Barlow has also launched a program called Stop Tormenting Officials Permanently (STOP), which sells signs for youth sports organizations and facilities—for any sport—to put up on their premises.
“It’s visual accountability for clubs and organizations,” said Barlow, who has sunk about $45,000 of his own money into his referee website endeavors. “It’s an expectation of, ‘We are aware of what you’re capable of. We don’t tolerate it. These are the boundaries. If you stay within the boundaries, you’re going to be fine, and if you don’t, you’re out of here.’ It’s gone well. I get a ton of positive feedback on it.”
The signs include slogans such as, “Warning! Screaming at officials not allowed!” and, “Caution! Players playing, coaches coaching, officials officiating—mistakes will be made, stay calm.” Other signs warn that anyone yelling at an official will be removed from the spectator area.
For those who aren’t frequent visitors to a youth sports sideline, the conduct of parents and coaches can be shocking, especially considering that games for younger kids feature referees as young as 12 years old. Barlow recently met with a 17-year-old referee in El Paso who suffered a concussion and a fractured orbital bone after being assaulted by a 35-year-old man coaching a soccer team of nine-year-olds. Barlow also visited the family of John Bieniewicz, a ref in Detroit who died in 2014 after he was attacked during a game by an adult soccer player who was about to be penalized with a red card.
That kind of behavior has fed a vicious cycle that has seen more and more officials quit because they no longer want to endure the abuse that comes with the job. Fewer officials means the ones that remain are sometimes overworked and more prone to make mistakes. The inexperienced replacements will make more errors while learning. It just perpetuates the problem.
“We have more games than ever before and less officials,” Barlow said. “The state of Michigan lost 400 referees after the Bieniewicz incident, 80 percent of them youth referees. It all comes full circle. Everybody wants the best referees, everybody wants fresh referees, and everyone wants the referee to be perfect on their match and it just is never going to happen—especially if we don’t change our behavior.”
Barlow points out that even though officiating will never be perfect, that is just one of the lessons that youth sports teaches the players.

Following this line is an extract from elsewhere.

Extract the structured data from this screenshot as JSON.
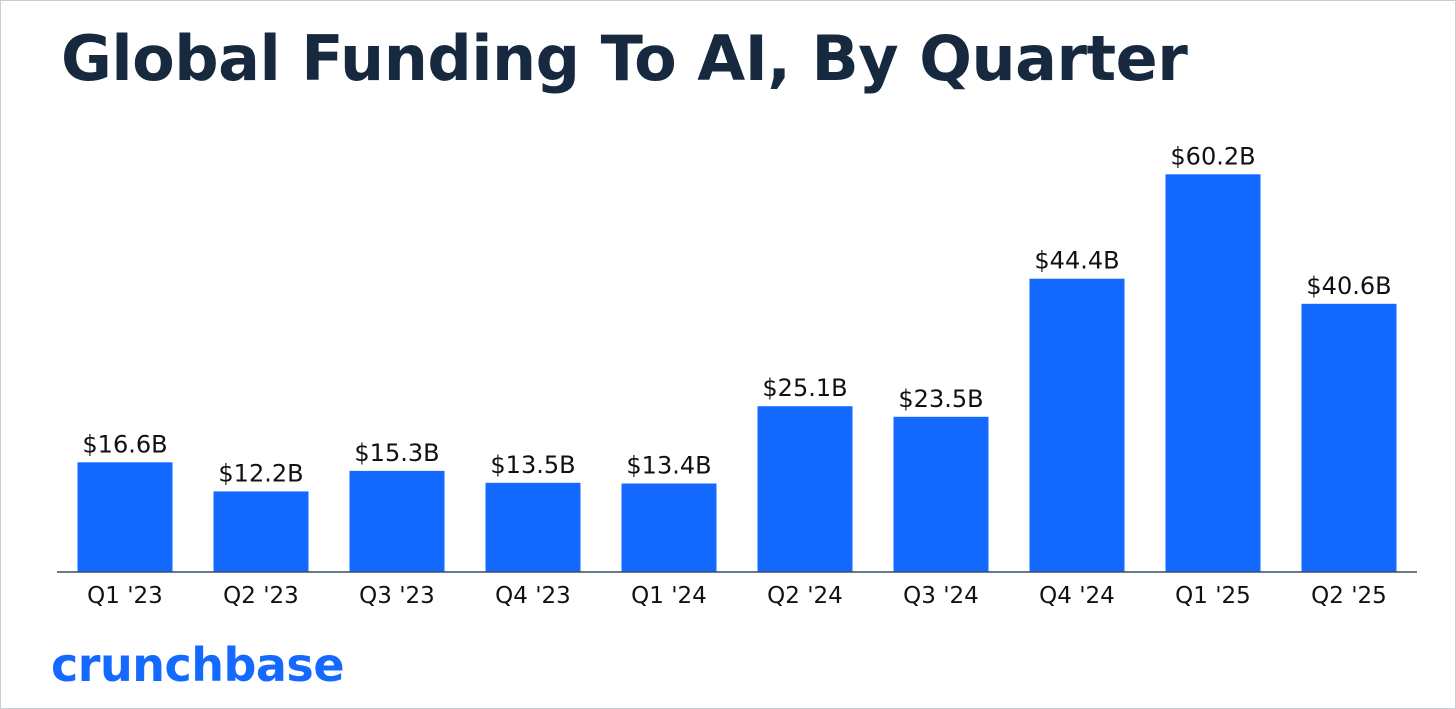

“You’re going to get bad calls. The ref’s going to miss stuff,” Barlow said. “We’re human beings. It isn’t about the perfectly-officiated game. It’s about how to teach Little Sammy and Little Sally how to get up off the ground when they get pushed down, how they keep going whenever they don’t get the whistle. That’s the true innocence of youth sports—how to overcome adversity, winning with dignity, losing with grace.”

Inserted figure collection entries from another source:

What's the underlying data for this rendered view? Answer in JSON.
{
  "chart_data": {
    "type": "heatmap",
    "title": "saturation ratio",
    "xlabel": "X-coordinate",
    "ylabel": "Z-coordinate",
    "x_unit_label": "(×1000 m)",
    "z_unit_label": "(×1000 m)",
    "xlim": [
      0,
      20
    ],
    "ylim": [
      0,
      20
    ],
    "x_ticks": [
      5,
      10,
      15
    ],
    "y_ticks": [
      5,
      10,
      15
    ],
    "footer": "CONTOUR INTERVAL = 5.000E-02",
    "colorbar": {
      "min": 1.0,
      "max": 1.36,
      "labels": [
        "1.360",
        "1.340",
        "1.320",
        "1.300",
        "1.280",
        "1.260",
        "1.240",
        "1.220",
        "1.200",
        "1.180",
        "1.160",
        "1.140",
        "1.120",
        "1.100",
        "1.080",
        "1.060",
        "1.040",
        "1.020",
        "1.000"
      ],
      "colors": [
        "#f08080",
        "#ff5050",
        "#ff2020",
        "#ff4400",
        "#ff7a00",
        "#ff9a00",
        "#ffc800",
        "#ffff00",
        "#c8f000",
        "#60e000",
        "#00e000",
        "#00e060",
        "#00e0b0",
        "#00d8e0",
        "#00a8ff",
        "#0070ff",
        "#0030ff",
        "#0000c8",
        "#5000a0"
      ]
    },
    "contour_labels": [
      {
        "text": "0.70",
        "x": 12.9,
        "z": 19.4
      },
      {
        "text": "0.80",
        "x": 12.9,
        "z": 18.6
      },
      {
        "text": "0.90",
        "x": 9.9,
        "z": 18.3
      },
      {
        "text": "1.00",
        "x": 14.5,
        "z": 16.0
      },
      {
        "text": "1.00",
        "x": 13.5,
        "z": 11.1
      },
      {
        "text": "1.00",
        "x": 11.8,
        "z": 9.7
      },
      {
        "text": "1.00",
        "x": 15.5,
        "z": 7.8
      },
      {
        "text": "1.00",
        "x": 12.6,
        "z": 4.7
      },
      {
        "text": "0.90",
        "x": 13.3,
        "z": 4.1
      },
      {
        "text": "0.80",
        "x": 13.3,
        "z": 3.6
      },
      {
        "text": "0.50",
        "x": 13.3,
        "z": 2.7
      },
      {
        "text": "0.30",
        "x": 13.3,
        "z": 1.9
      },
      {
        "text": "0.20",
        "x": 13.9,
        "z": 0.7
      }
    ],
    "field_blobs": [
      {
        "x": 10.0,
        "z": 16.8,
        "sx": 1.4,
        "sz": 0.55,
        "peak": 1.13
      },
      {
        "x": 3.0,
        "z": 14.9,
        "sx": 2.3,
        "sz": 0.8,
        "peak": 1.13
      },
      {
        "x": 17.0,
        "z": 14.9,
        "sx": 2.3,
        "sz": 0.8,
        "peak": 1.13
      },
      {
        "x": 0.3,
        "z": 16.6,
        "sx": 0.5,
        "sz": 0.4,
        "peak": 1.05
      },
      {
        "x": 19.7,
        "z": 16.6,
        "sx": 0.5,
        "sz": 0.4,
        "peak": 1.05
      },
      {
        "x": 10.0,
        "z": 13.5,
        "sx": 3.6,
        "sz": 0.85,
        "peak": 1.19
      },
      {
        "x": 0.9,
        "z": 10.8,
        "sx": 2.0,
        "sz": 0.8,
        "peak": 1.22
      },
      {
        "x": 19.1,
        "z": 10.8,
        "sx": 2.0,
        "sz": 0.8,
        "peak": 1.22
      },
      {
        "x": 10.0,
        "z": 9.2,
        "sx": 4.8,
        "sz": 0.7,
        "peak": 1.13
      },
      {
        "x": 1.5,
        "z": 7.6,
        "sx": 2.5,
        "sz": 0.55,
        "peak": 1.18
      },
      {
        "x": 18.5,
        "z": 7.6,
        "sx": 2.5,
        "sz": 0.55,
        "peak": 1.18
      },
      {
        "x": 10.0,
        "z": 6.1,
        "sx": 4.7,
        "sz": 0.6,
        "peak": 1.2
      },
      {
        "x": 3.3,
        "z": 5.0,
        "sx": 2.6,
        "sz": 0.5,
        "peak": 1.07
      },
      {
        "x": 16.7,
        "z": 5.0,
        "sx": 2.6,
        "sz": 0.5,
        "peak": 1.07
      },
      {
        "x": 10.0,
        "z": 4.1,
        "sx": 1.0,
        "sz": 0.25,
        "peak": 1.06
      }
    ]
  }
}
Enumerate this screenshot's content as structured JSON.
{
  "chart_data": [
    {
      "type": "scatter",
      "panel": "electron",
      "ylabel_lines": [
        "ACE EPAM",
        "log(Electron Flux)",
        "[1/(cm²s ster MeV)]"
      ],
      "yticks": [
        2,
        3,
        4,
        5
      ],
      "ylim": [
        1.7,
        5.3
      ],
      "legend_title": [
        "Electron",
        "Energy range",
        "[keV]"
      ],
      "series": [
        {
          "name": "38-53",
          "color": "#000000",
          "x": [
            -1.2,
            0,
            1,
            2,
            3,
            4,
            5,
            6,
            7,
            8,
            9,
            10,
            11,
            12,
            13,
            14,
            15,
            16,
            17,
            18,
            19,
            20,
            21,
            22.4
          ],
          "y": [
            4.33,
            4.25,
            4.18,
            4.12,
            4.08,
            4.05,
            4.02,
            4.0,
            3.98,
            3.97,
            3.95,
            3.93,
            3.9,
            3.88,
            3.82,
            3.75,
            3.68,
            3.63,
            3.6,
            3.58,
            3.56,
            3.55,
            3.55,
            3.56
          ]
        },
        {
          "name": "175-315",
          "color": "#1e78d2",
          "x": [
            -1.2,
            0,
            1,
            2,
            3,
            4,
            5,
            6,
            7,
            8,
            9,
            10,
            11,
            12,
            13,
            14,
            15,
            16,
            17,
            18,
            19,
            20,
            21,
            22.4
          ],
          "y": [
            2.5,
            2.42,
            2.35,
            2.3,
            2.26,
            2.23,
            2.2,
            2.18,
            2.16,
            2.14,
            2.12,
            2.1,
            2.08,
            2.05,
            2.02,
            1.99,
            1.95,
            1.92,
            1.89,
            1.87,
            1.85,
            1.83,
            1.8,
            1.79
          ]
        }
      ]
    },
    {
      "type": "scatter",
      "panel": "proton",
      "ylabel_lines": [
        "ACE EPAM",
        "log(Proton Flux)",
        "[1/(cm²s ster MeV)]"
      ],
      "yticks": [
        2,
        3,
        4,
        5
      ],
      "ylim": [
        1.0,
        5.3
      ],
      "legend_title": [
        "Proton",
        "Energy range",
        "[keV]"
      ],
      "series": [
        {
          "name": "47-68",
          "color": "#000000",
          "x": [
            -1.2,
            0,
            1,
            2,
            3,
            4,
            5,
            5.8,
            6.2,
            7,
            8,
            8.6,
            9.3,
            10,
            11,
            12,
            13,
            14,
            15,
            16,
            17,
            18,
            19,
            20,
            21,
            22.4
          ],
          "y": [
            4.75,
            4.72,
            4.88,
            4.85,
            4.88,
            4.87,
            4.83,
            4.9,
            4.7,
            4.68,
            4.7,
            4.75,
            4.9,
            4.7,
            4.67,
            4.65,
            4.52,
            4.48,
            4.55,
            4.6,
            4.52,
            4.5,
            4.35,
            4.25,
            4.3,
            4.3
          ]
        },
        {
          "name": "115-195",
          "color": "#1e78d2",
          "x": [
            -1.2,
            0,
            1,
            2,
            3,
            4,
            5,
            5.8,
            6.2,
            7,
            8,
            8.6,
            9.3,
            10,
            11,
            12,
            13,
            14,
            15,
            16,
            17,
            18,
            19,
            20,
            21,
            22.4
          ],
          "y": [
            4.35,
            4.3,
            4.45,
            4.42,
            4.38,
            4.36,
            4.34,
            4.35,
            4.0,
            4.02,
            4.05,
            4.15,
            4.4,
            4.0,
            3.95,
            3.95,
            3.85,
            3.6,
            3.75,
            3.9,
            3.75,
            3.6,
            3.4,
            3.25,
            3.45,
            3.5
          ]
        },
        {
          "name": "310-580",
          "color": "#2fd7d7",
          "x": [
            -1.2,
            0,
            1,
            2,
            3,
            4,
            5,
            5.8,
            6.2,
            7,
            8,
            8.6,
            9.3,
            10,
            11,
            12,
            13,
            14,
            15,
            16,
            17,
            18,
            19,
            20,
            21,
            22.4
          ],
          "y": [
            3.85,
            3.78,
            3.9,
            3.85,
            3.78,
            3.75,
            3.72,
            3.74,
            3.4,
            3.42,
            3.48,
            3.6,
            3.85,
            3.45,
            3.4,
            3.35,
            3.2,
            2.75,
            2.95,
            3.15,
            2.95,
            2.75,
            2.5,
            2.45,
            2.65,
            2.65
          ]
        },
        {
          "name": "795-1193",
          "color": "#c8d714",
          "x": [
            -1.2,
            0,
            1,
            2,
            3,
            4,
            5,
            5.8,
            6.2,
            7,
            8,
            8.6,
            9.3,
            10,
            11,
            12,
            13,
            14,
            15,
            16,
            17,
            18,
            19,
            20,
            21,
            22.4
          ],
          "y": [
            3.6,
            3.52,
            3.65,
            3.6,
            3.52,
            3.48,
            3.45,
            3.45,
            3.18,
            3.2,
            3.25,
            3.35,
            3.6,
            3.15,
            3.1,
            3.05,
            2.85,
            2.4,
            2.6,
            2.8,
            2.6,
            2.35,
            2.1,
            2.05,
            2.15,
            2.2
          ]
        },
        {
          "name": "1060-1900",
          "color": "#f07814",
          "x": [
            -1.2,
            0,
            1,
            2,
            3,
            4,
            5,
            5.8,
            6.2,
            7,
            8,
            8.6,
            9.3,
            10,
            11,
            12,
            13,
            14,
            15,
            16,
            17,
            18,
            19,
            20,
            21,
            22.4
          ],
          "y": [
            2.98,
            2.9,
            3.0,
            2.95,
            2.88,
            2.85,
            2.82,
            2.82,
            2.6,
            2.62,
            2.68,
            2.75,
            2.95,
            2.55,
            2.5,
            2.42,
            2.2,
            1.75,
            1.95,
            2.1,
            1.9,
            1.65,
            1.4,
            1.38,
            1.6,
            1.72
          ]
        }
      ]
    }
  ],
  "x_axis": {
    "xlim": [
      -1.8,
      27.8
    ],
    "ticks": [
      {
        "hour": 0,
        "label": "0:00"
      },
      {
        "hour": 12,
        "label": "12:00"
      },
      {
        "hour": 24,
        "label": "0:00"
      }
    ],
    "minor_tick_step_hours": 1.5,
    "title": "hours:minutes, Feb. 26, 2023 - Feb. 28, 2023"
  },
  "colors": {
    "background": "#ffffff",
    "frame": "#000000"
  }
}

Since starting his websites and calling out adults for unacceptable behavior, Barlow is continually updated of new incidents across the U.S. and beyond. But he also sees that slowly but surely, progress is being made.
“All over the country, there’s a serious issue,” he said. “I’m just trying to change that behavior by making people look like idiots on video on my website. And so far, it’s working. I do see a glimmer of hope.”